We awoke to another “blue dome” day – and it promised to be another scorcher. Not that we are complaining, holidays always seem so much better in good weather. After a leisurely breakfast and morning tea we said our goodbyes to those at the Drop-In Rally, leaving D & D behind. They planned to stay in Foxton for a couple more days before travelling on. Our first priority was a visit to the dump station, then we were on the way, a short 62km drive, arriving in time for a late lunch.
Ashhurst Domain is one of those pretty little camping areas, surrounded with lovely old totara trees, and very reasonably priced too. But we weren’t sure if there would be room for us over the busy Christmas period. Luckily there were just a couple of power sites available, and we soon claimed one for ourselves.
Parked up at Ashhurst Domain
There were family groups in tents, young girls travelling together and sleeping in their car, and a couple of cyclists camping overnight in a pup tent. We noticed that they were off and away extra early, so do hope they had not departed without paying their camp fees.Camping right next to us were a group of campers who had been coming here over the holiday season for quite a few years. They had a good set up, some were in caravans, and some in tents, and they had joined two gazebos together to provide a nice roomy area to relax and eat meals together. We joined them under their shady gazebos for 4zees, and I was kindly offered a glass of bubbly. (I just had to accept – after all, it is the only type of wine which doesn’t leave me with a headache). Camping stories were bouncing around the table, good places to stay discussed, the merits of various NZMCA camps debated, South Island trips relayed, and a good time was had by all. It was a very pleasant hour or so indeed.
Just through the trees from the camping area is a grave yard – the very quiet neighbours, Robin calls them. I went for a walk though the lovely old head stones, and there on the hill caught a glimpse of the wind turbines slowly turning.

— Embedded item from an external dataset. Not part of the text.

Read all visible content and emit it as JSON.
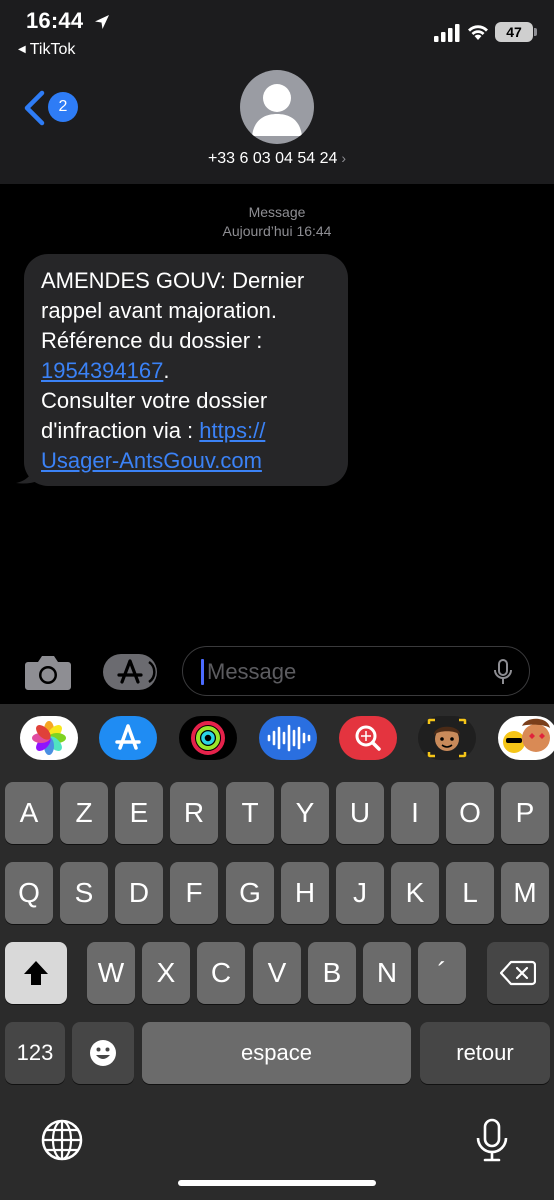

The old and the new – old head stones looked over by new technology
The Domain was full of family groups enjoying picnic lunches, and cooking up huge quantities of sausages on the BBQs. Youngsters were hooping and hollering as they climbed up the steps to the Flying Fox and seemingly launched themselves into space as they were carried speedily along to the end of the ride. It is great to see the Domain so well used with families and groups of friends. A couple of pohutukawa trees were in bloom. Fondly known as the “New Zealand Christmas Tree”, it is said that the red blooms signify a long, hot summer.
It was a lovely relaxing day staying at this great little camp, then we are heading up SH2 towards Hawkes Bay. Where shall we stop next? There are a couple of possibilities we have in mind, we shall just have to wait and see what the Christmas crowds are like, and if there is room for us too.